In February this year, the Government passed legislation which prevents trustees of APRA-regulated funds from providing insurance to members with inactive superannuation accounts, unless a member has directed otherwise.
It is a common practice for many individuals with a SMSF to also have a secondary APRA-regulated fund which provides them with insurance.
This may be done for two key reasons:
- To access insurance policies provided through large superannuation funds which are often cheaper.
- To keep legacy insurance policies which may offer better benefits or lower premiums than new policies, especially for older members.
In these circumstances, it is most likely that people holding these polices through an APRA-regulated super fund will consider that their SMSF is their primary superannuation account and therefore it receives all their contributions and roll-overs.
It is usually the case that people will leave enough money in their APRA-regulated fund account to cover the cost of insurance premiums. Where required they may rollover funds from their SMSF to their APRA-regulated fund or make a contribution to pay for insurance premiums and administration fees to keep their insurance policy.

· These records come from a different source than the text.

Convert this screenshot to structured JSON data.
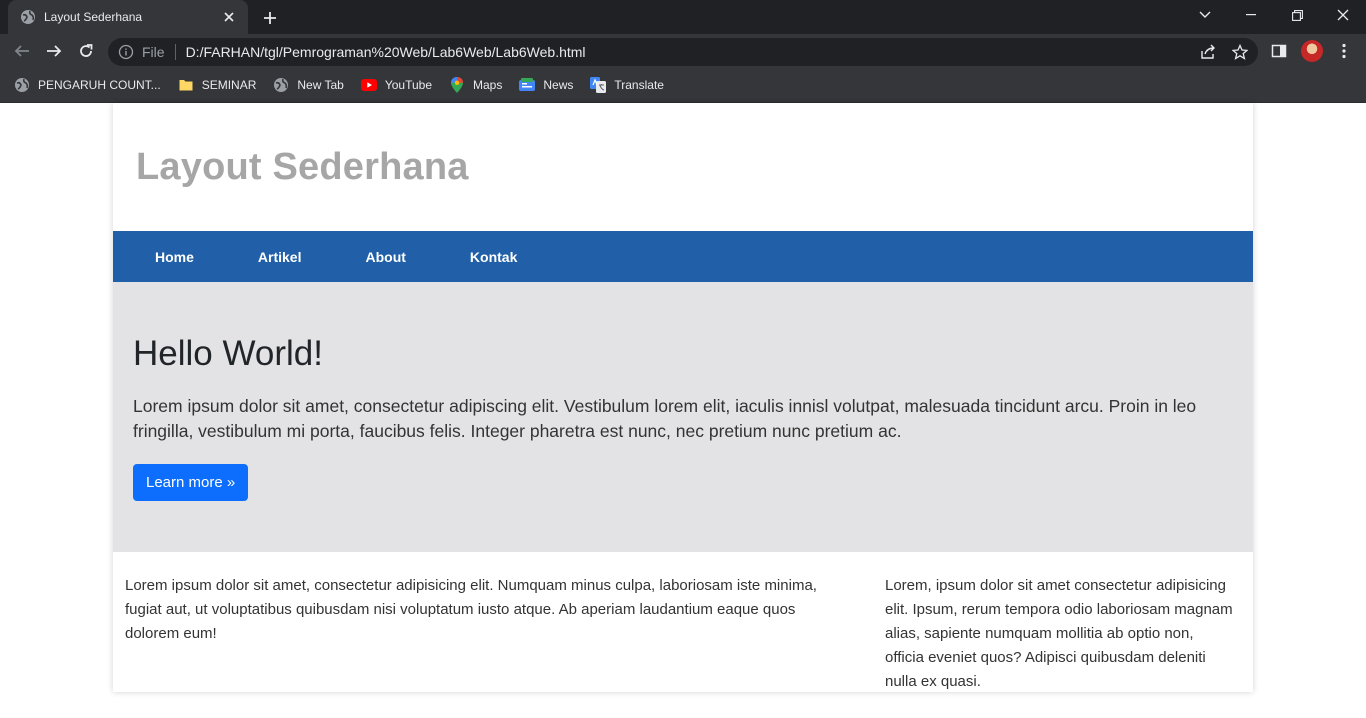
{
  "browser": {
    "tab_title": "Layout Sederhana",
    "omnibox_scheme": "File",
    "url": "D:/FARHAN/tgl/Pemrograman%20Web/Lab6Web/Lab6Web.html",
    "bookmarks": [
      {
        "label": "PENGARUH COUNT...",
        "icon": "globe-icon"
      },
      {
        "label": "SEMINAR",
        "icon": "folder-icon"
      },
      {
        "label": "New Tab",
        "icon": "globe-icon"
      },
      {
        "label": "YouTube",
        "icon": "youtube-icon"
      },
      {
        "label": "Maps",
        "icon": "maps-icon"
      },
      {
        "label": "News",
        "icon": "news-icon"
      },
      {
        "label": "Translate",
        "icon": "translate-icon"
      }
    ]
  },
  "page": {
    "site_title": "Layout Sederhana",
    "nav": [
      "Home",
      "Artikel",
      "About",
      "Kontak"
    ],
    "hero": {
      "heading": "Hello World!",
      "text": "Lorem ipsum dolor sit amet, consectetur adipiscing elit. Vestibulum lorem elit, iaculis innisl volutpat, malesuada tincidunt arcu. Proin in leo fringilla, vestibulum mi porta, faucibus felis. Integer pharetra est nunc, nec pretium nunc pretium ac.",
      "button": "Learn more »"
    },
    "main_text": "Lorem ipsum dolor sit amet, consectetur adipisicing elit. Numquam minus culpa, laboriosam iste minima, fugiat aut, ut voluptatibus quibusdam nisi voluptatum iusto atque. Ab aperiam laudantium eaque quos dolorem eum!",
    "side_text": "Lorem, ipsum dolor sit amet consectetur adipisicing elit. Ipsum, rerum tempora odio laboriosam magnam alias, sapiente numquam mollitia ab optio non, officia eveniet quos? Adipisci quibusdam deleniti nulla ex quasi."
  },
  "colors": {
    "navbar": "#2160a8",
    "hero_bg": "#e3e3e5",
    "button": "#0d6efd",
    "site_title": "#a6a6a6"
  }
}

Under the new legislation, you now may lose your insurance cover if your APRA-regulated fund is considered inactive because it has not received a contribution or a rollover for a continuous period of 16 months.
At 1 July 2019, if your APRA-regulated fund is considered inactive for 16 months your insurance will be terminated.

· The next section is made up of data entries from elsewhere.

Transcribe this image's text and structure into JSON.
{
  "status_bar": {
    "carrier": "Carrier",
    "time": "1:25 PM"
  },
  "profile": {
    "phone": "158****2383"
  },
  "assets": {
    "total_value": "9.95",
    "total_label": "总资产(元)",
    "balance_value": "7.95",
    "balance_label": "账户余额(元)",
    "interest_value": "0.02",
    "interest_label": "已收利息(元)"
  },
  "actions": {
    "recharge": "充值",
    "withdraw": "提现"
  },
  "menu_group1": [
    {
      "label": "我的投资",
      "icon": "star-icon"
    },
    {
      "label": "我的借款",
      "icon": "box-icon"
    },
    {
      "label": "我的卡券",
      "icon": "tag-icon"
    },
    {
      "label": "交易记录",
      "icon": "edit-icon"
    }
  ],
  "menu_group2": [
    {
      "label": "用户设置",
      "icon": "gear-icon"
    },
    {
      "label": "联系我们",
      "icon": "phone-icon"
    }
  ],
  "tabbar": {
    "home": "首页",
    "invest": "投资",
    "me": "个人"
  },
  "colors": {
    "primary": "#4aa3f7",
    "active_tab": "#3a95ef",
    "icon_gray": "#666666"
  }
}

APRA-regulated funds had until 1 April to identify members who have been continuously inactive for six months or more and then they had until 1 May to inform those inactive members that their insurance will soon be switched off unless they elect to retain it.
We are concerned that insurance will be unknowingly closed for these accounts because members have not checked their correspondence, especially for those who rely on this insurance held separately.

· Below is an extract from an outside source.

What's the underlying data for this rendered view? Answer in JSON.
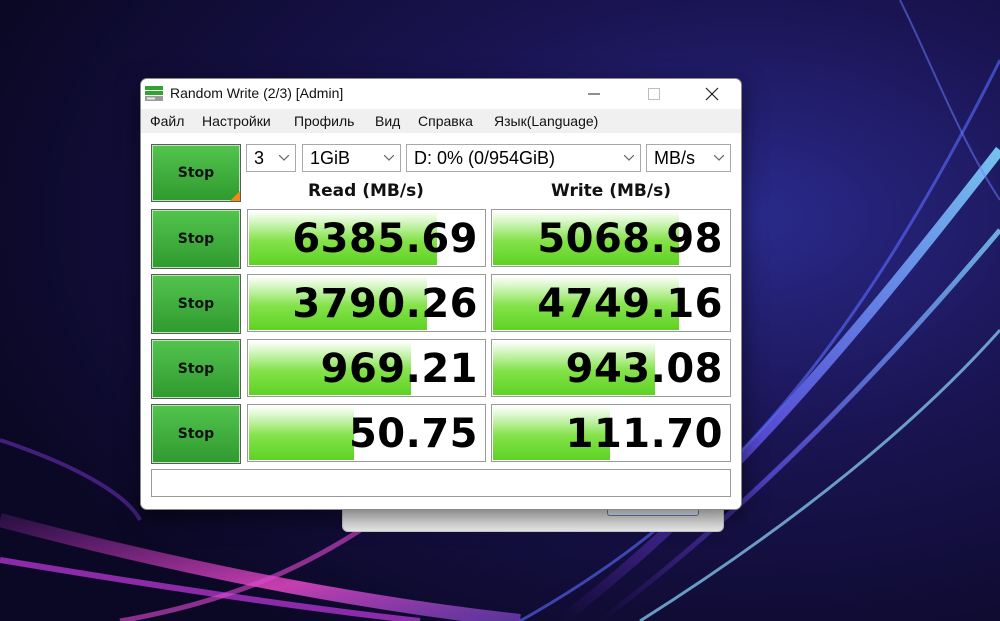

This could have a devastating impact on policy holders or their beneficiaries if their insurance cover was unknowingly terminated. Furthermore, it may be extremely difficulty or costly to try and access insurance at a later stage of life.
So what can you do?
It is important that if you wish to maintain your insurance cover that you consider taking advice, depending on your circumstances, about the following possible steps as soon as possible. This includes either:
- Providing a direction to your APRA-regulated fund that you wish to ‘opt-in’ for your insurance cover to be maintained.
- Making a contribution or rollover to your ‘inactive’ APRA-regulated fund so that the period for which your fund starts to be inactive is reset. However, it stressed that you also ‘opt-in’.
As always with superannuation do not treat the above as advice. You will need to take into account your personal circumstances and take advice from the relevant licenced person before making a decision.